Abstract

This paper presents a formal method for constructing solvable effusivity profiles, i.e. those leading to closed-form analytic one-dimensional solutions in the Laplace or Fourier domain for transient or steady-periodic temperature. A Liouville transformation applied to the heat equation expressed either in temperature or in heat flux yields two stationary Schrödinger-type equations. They reveal that temperature and heat flux depend solely on the thermal effusivity profile expressed in terms of the heat diffusion-time variable. Each Schrödinger-type equation can be cast in a system of two homologous Schrödinger-type equations, it means equations with the same potential function. The Darboux transformation is known to change a solvable linear second order differential equation into another solvable, but more complex, equation of the same type. We show that when applied to the heat transfer equation for continuously heterogeneous media and starting from an elementary solution, it allows finding simultaneously a set of more complex solvable effusivity profiles and the associated temperature solutions. The whole procedure constitutes a joint Property & Field Darboux Transformation (PROFIDT). By iterating these transformations we may construct the temperature solution related to an arbitrarily complex effusivity profile. Another way consists in applying an n-order Darboux-Crum transformation simultaneously on a seed field-function and on its associated square root effusivity profile (or the reciprocal). We illustrate these procedures, starting from the elementary solutions associated to a linear, a hyperbolic or a trigonometric effusivity profile (or their reciprocal). The solvable profiles and the temperature obtained therefrom present the distinct advantage of involving only elementary functions. As an alternative to the n-order solutions, we introduce the concept of solvable splines.
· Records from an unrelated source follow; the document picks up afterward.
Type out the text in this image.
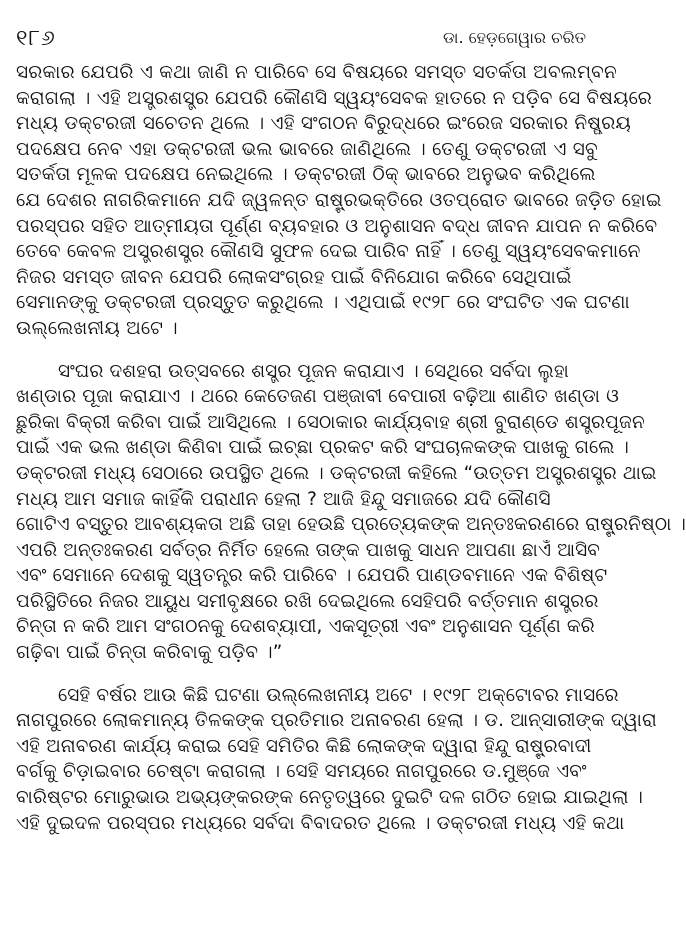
୧୮୬	ଡା. ହେଡ଼ଗେୱାର ଚରିତ
ସରକାର ଯେପରି ଏ କଥା ଜାଣି ନ ପାରିବେ ସେ ବିଷୟରେ ସମସ୍ତ ସତର୍କତା ଅବଲମ୍ବନ
କରାଗଲା । ଏହି ଅସ୍ତ୍ରଶସ୍ତ୍ର ଯେପରି କୌଣସି ସ୍ୱୟଂସେବକ ହାତରେ ନ ପଡ଼ିବ ସେ ବିଷୟରେ
ମଧ୍ୟ ଡକ୍ଟରଜୀ ସଚେତନ ଥିଲେ । ଏହି ସଂଗଠନ ବିରୁଦ୍ଧରେ ଇଂରେଜ ସରକାର ନିଷ୍ପ୍ରୟ
ପଦକ୍ଷେପ ନେବ ଏହା ଡକ୍ଟରଜୀ ଭଲ ଭାବରେ ଜାଣିଥିଲେ । ତେଣୁ ଡକ୍ଟରଜୀ ଏ ସବୁ
ସତର୍କତା ମୂଳକ ପଦକ୍ଷେପ ନେଇଥିଲେ । ଡକ୍ଟରଜୀ ଠିକ୍ ଭାବରେ ଅନୁଭବ କରିଥିଲେ
ଯେ ଦେଶର ନାଗରିକମାନେ ଯଦି ଜ୍ୱଳନ୍ତ ରାଷ୍ଟ୍ରଭକ୍ତିରେ ଓତପ୍ରୋତ ଭାବରେ ଜଡ଼ିତ ହୋଇ
ପରସ୍ପର ସହିତ ଆତ୍ମୀୟତା ପୂର୍ଣ୍ଣ ବ୍ୟବହାର ଓ ଅନୁଶାସନ ବଦ୍ଧ ଜୀବନ ଯାପନ ନ କରିବେ
ତେବେ କେବଳ ଅସ୍ତ୍ରଶସ୍ତ୍ର କୌଣସି ସୁଫଳ ଦେଇ ପାରିବ ନାହିଁ । ତେଣୁ ସ୍ୱୟଂସେବକମାନେ
ନିଜର ସମସ୍ତ ଜୀବନ ଯେପରି ଲୋକସଂଗ୍ରହ ପାଇଁ ବିନିଯୋଗ କରିବେ ସେଥିପାଇଁ
ସେମାନଙ୍କୁ ଡକ୍ଟରଜୀ ପ୍ରସ୍ତୁତ କରୁଥିଲେ । ଏଥିପାଇଁ ୧୯୨୮ ରେ ସଂଘଟିତ ଏକ ଘଟଣା
ଉଲ୍ଲେଖନୀୟ ଅଟେ ।
ସଂଘର ଦଶହରା ଉତ୍ସବରେ ଶସ୍ତ୍ର ପୂଜନ କରାଯାଏ । ସେଥିରେ ସର୍ବଦା ଲୁହା
ଖଣ୍ଡାର ପୂଜା କରାଯାଏ । ଥରେ କେତେଜଣ ପଞ୍ଜାବୀ ବେପାରୀ ବଢ଼ିଆ ଶାଣିତ ଖଣ୍ଡା ଓ
ଛୁରିକା ବିକ୍ରୀ କରିବା ପାଇଁ ଆସିଥିଲେ । ସେଠାକାର କାର୍ଯ୍ୟବାହ ଶ୍ରୀ ବୁରାଣ୍ଡେ ଶସ୍ତ୍ରପୂଜନ
ପାଇଁ ଏକ ଭଲ ଖଣ୍ଡା କିଣିବା ପାଇଁ ଇଚ୍ଛା ପ୍ରକଟ କରି ସଂଘଚାଳକଙ୍କ ପାଖକୁ ଗଲେ ।
ଡକ୍ଟରଜୀ ମଧ୍ୟ ସେଠାରେ ଉପସ୍ଥିତ ଥିଲେ । ଡକ୍ଟରଜୀ କହିଲେ “ଉତ୍ତମ ଅସ୍ତ୍ରଶସ୍ତ୍ର ଥାଇ
ମଧ୍ୟ ଆମ ସମାଜ କାହିଁକି ପରାଧୀନ ହେଲା ? ଆଜି ହିନ୍ଦୁ ସମାଜରେ ଯଦି କୌଣସି
ଗୋଟିଏ ବସ୍ତୁର ଆବଶ୍ୟକତା ଅଛି ତାହା ହେଉଛି ପ୍ରତ୍ୟେକଙ୍କ ଅନ୍ତଃକରଣରେ ରାଷ୍ଟ୍ରନିଷ୍ଠା ।
ଏପରି ଅନ୍ତଃକରଣ ସର୍ବତ୍ର ନିର୍ମିତ ହେଲେ ତାଙ୍କ ପାଖକୁ ସାଧନ ଆପଣା ଛାଏଁ ଆସିବ
ଏବଂ ସେମାନେ ଦେଶକୁ ସ୍ୱତନ୍ତ୍ର କରି ପାରିବେ । ଯେପରି ପାଣ୍ଡବମାନେ ଏକ ବିଶିଷ୍ଟ
ପରିସ୍ଥିତିରେ ନିଜର ଆୟୁଧ ସମୀବୃକ୍ଷରେ ରଖି ଦେଇଥିଲେ ସେହିପରି ବର୍ତ୍ତମାନ ଶସ୍ତ୍ରର
ଚିନ୍ତା ନ କରି ଆମ ସଂଗଠନକୁ ଦେଶବ୍ୟାପୀ, ଏକସୂତ୍ରୀ ଏବଂ ଅନୁଶାସନ ପୂର୍ଣ୍ଣ କରି
ଗଢ଼ିବା ପାଇଁ ଚିନ୍ତା କରିବାକୁ ପଡ଼ିବ ।”
ସେହି ବର୍ଷର ଆଉ କିଛି ଘଟଣା ଉଲ୍ଲେଖନୀୟ ଅଟେ । ୧୯୨୮ ଅକ୍ଟୋବର ମାସରେ
ନାଗପୁରରେ ଲୋକମାନ୍ୟ ତିଳକଙ୍କ ପ୍ରତିମାର ଅନାବରଣ ହେଲା । ଡ. ଆନ୍ସାରୀଙ୍କ ଦ୍ୱାରା
ଏହି ଅନାବରଣ କାର୍ଯ୍ୟ କରାଇ ସେହି ସମିତିର କିଛି ଲୋକଙ୍କ ଦ୍ୱାରା ହିନ୍ଦୁ ରାଷ୍ଟ୍ରବାଦୀ
ବର୍ଗକୁ ଚିଡ଼ାଇବାର ଚେଷ୍ଟା କରାଗଲା । ସେହି ସମୟରେ ନାଗପୁରରେ ଡ.ମୁଞ୍ଜେ ଏବଂ
ବାରିଷ୍ଟର ମୋରୁଭାଉ ଅଭ୍ୟଙ୍କରଙ୍କ ନେତୃତ୍ୱରେ ଦୁଇଟି ଦଳ ଗଠିତ ହୋଇ ଯାଇଥିଲା ।
ଏହି ଦୁଇଦଳ ପରସ୍ପର ମଧ୍ୟରେ ସର୍ବଦା ବିବାଦରତ ଥିଲେ । ଡକ୍ଟରଜୀ ମଧ୍ୟ ଏହି କଥା
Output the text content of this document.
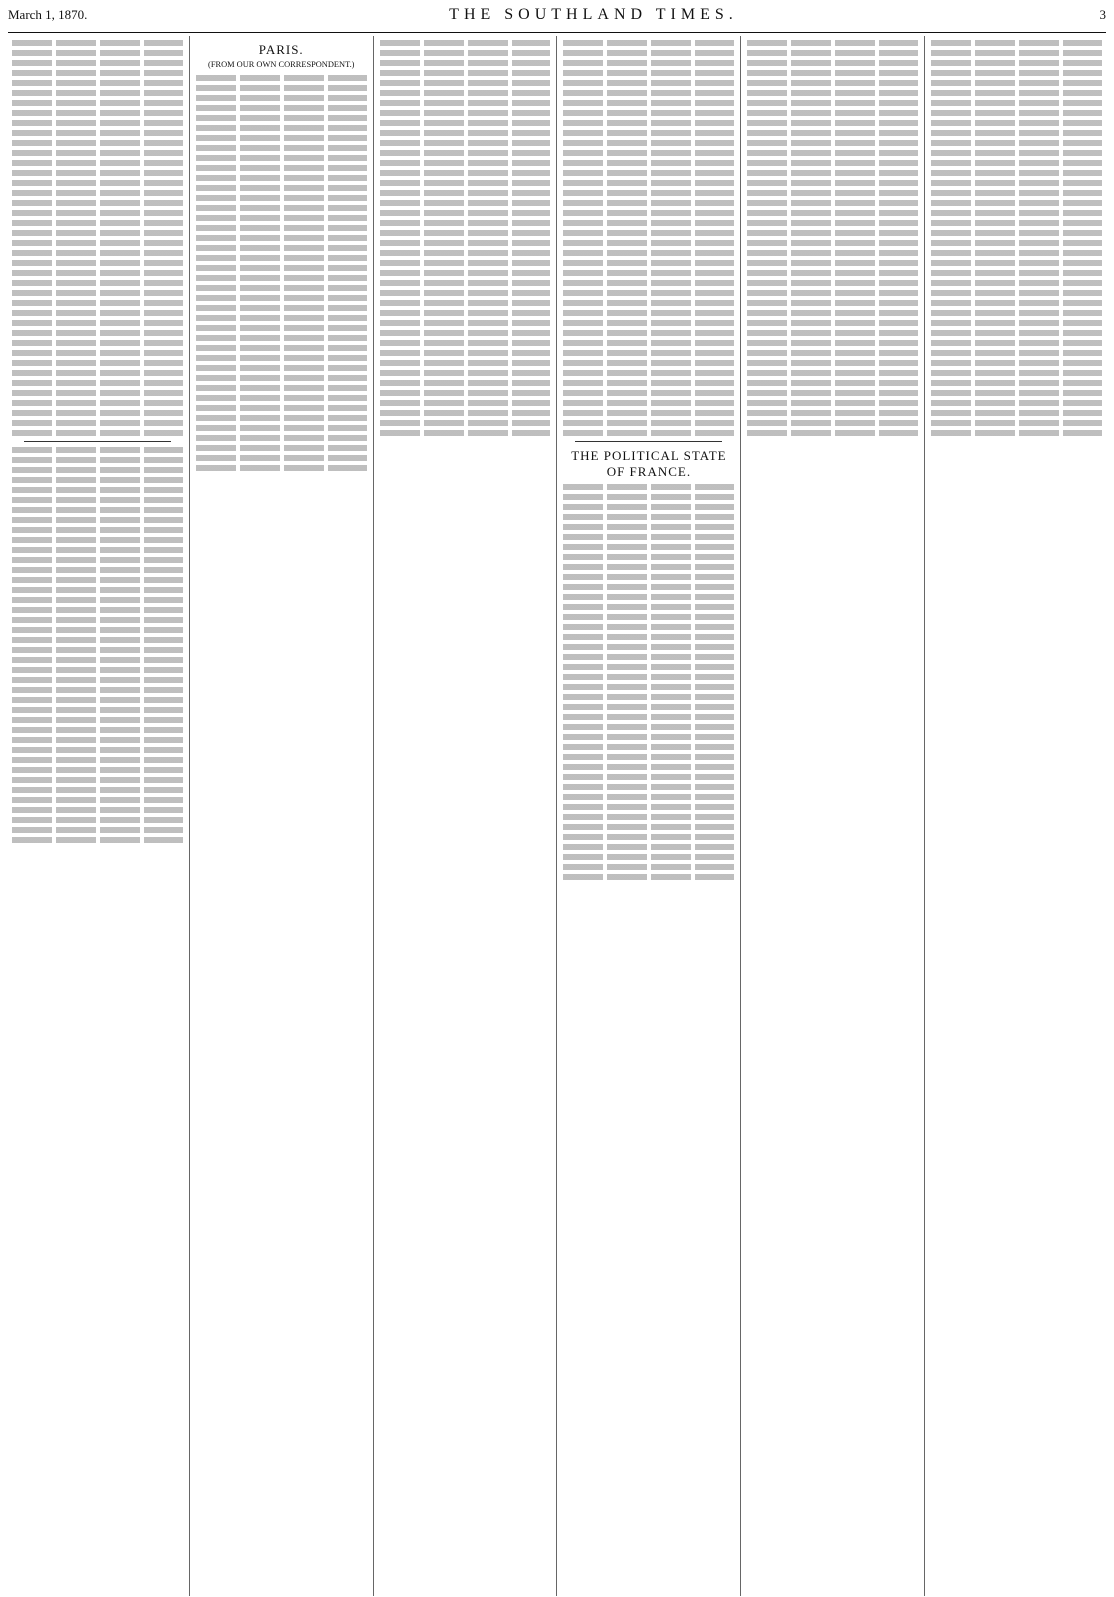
March 1, 1870.	THE SOUTHLAND TIMES.	3
PARIS.
(FROM OUR OWN CORRESPONDENT.)
THE POLITICAL STATE OF FRANCE.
They are obtained by stitching profiles from a set of parsimonious basis functions obtained after the application of a single PROFIDT. The resulting interpolation spline may be C2 continuous at the nodes. The associated exact temperature solution is then obtained by the thermal quadrupole method (analytical transfer matrix method). The proposed methodology can be applied to a variety of physical problems where the dynamic field inside the graded material is described by a diffusion-like or a wave-like equation.